StemExpress’ revenue grew by a whopping 1,315 percent from 2011 to 2014, ranking no. 363 on the Inc. 500 list of fastest growing private companies in the U.S. How did it happen? Pharmaceutical companies, hospitals and researchers have come to rely on StemExpress, which offers the largest variety of raw material in the industry, according to Dyer. A few companies rent out space in the Placerville facility to conduct research on site and Dyer plans to invest in planes to speed up the delivery process for potentially life-saving material to clients all over the country.
“I want to accelerate the process for research and hospitals,” Dyer says. “If we had the cure for cancer today, it would take eight to10 years for it to get to hospitals. Six years of that is sourcing samples for research and trials. When I saw that, I knew we could make a difference in that area.”
Dyer has hired several Sac State graduates and is hoping to open a space on campus where students can donate blood and tissue and learn more about StemExpress’ mission.

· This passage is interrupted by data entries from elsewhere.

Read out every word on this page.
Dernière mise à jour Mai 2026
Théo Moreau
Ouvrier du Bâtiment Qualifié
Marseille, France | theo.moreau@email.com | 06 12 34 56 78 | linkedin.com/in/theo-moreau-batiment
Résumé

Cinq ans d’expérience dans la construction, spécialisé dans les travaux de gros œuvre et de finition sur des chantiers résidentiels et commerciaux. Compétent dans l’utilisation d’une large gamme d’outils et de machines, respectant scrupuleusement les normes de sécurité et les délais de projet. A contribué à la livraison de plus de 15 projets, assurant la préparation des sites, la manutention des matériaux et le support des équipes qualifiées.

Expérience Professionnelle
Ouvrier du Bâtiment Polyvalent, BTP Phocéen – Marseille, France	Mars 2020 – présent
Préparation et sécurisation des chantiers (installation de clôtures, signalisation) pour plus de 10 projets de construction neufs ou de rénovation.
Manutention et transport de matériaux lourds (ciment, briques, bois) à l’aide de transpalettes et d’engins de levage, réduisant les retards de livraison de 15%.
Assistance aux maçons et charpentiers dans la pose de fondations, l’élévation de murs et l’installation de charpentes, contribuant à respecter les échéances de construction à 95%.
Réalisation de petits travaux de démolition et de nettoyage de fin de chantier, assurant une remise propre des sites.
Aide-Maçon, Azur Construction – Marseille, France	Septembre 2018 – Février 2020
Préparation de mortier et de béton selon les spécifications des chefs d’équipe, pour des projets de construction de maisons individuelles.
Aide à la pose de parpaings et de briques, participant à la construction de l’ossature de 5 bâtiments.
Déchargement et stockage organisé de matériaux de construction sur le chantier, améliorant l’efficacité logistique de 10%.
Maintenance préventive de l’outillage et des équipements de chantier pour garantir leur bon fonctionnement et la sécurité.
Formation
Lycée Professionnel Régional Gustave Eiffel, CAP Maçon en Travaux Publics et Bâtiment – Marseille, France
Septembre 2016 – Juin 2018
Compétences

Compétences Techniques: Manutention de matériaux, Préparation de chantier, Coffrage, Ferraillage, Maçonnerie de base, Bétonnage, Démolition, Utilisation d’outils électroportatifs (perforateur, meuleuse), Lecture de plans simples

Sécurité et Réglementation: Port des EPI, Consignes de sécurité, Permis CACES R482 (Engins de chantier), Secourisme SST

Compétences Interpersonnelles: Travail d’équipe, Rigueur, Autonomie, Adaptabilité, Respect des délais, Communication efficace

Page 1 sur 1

Dyer says one of her biggest inspirations is her sister, Charlotte Ivancic. She too had aspirations of being doctor, but took a detour and is now an esteemed healthcare law expert.
As StemExpress grows, so does Dyer’s daily agenda. She’s fielded offers and inquiries about going public with the company, but for now, Dyer is living her dream and making a difference in the healthcare industry.
“I have so much that I think the company is going to do over the next three to five years that I don’t want to get diluted with spreadsheets of projections all day long,” she says. “I’d rather just roll my sleeves up and do it.”